On the solution of the modified Ginzburg-Landau type equation for one-dimensional superconductor in presence of a normal layer
Z. D. Genchev, T. L. Boyadjiev
TL;DR
The paper investigates how a thin normal layer modifies the Josephson current–phase relation in a one-dimensional superconductor. It employs a generalized Ginzburg-Landau framework for a SNS-type boundary, derives an exact analytical solution in the thin-layer limit with delta-function potentials, and performs numerical analysis of the current–phase relation using finite-element discretization.
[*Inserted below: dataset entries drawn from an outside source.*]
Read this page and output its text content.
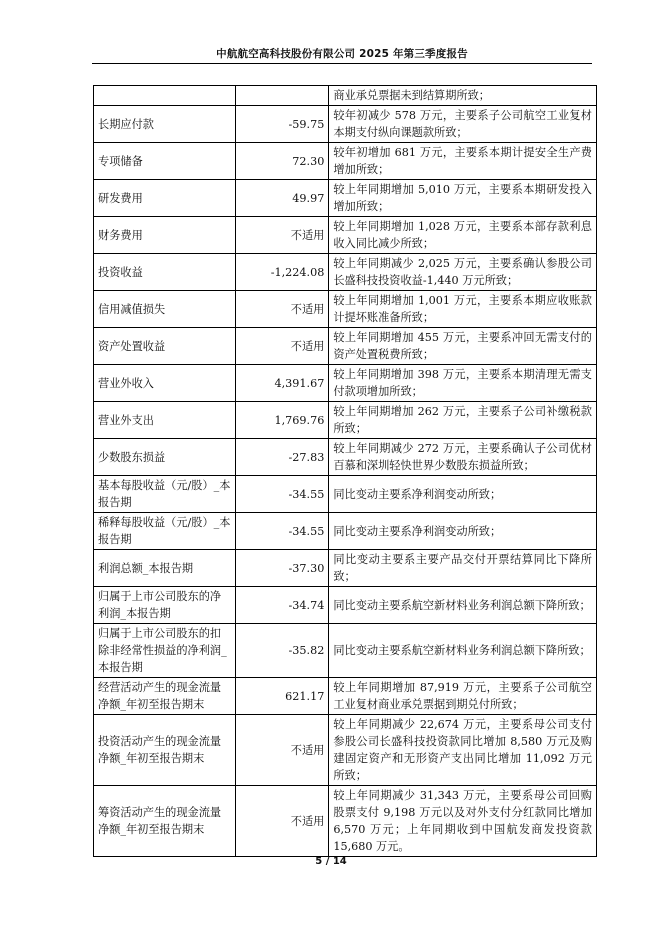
中航航空高科技股份有限公司 2025 年第三季度报告
		商业承兑票据未到结算期所致；
长期应付款	-59.75	较年初减少 578 万元，主要系子公司航空工业复材本期支付纵向课题款所致；
专项储备	72.30	较年初增加 681 万元，主要系本期计提安全生产费增加所致；
研发费用	49.97	较上年同期增加 5,010 万元，主要系本期研发投入增加所致；
财务费用	不适用	较上年同期增加 1,028 万元，主要系本部存款利息收入同比减少所致；
投资收益	-1,224.08	较上年同期减少 2,025 万元，主要系确认参股公司长盛科技投资收益-1,440 万元所致；
信用减值损失	不适用	较上年同期增加 1,001 万元，主要系本期应收账款计提坏账准备所致；
资产处置收益	不适用	较上年同期增加 455 万元，主要系冲回无需支付的资产处置税费所致；
营业外收入	4,391.67	较上年同期增加 398 万元，主要系本期清理无需支付款项增加所致；
营业外支出	1,769.76	较上年同期增加 262 万元，主要系子公司补缴税款所致；
少数股东损益	-27.83	较上年同期减少 272 万元，主要系确认子公司优材百慕和深圳轻快世界少数股东损益所致；
基本每股收益（元/股）_本报告期	-34.55	同比变动主要系净利润变动所致；
稀释每股收益（元/股）_本报告期	-34.55	同比变动主要系净利润变动所致；
利润总额_本报告期	-37.30	同比变动主要系主要产品交付开票结算同比下降所致；
归属于上市公司股东的净利润_本报告期	-34.74	同比变动主要系航空新材料业务利润总额下降所致；
归属于上市公司股东的扣除非经常性损益的净利润_本报告期	-35.82	同比变动主要系航空新材料业务利润总额下降所致；
经营活动产生的现金流量净额_年初至报告期末	621.17	较上年同期增加 87,919 万元，主要系子公司航空工业复材商业承兑票据到期兑付所致；
投资活动产生的现金流量净额_年初至报告期末	不适用	较上年同期减少 22,674 万元，主要系母公司支付参股公司长盛科技投资款同比增加 8,580 万元及购建固定资产和无形资产支出同比增加 11,092 万元所致；
筹资活动产生的现金流量净额_年初至报告期末	不适用	较上年同期减少 31,343 万元，主要系母公司回购股票支付 9,198 万元以及对外支付分红款同比增加 6,570 万元；上年同期收到中国航发商发投资款 15,680 万元。
5 / 14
Key contributions include an explicit order-parameter profile $R(z)$ and phase offset $Δφ$, a bifurcation-based interpretation of the critical current $j_c$, and evaluation of higher-harmonic content through Fourier coefficients as functions of the layer parameters $g_1$, $g_2$, $g_3$. The work clarifies the crossover between Josephson-like and bulk-flow behavior in 1-D SNS structures and provides analytic and numerical tools for predicting $j_c$ and the current-phase behavior in thin normal layers.
Abstract
We perform an analytical and numerical study of the crossover from the Josephson effect to the bulk superconducting flow for two identical one-dimensional superconductors, co-existing with a layer of normal material. A generalized Ginzburg-Landau (GL) model, proposed by S.J. Chapman, Q. Du and M.D. Gunzburger was used in modeling the whole structure. When the thickness of the normal layer is very small, the introduction of three effective potentials of specified strength leads to an exact analytical solution of the modified stationary GL equation. The resulting current density-phase offset relation is analyzed numerically. We show that the critical Josephson current density corresponds to a bifurcation of the solutions of the nonlinear boundary value problem coupled with the modified GL-equation. The influence of the second term in the Fourier-decomposition of the supercurrent density-phase relation is also investigated. We derive also a simple analytical formula for the critical Josephson current.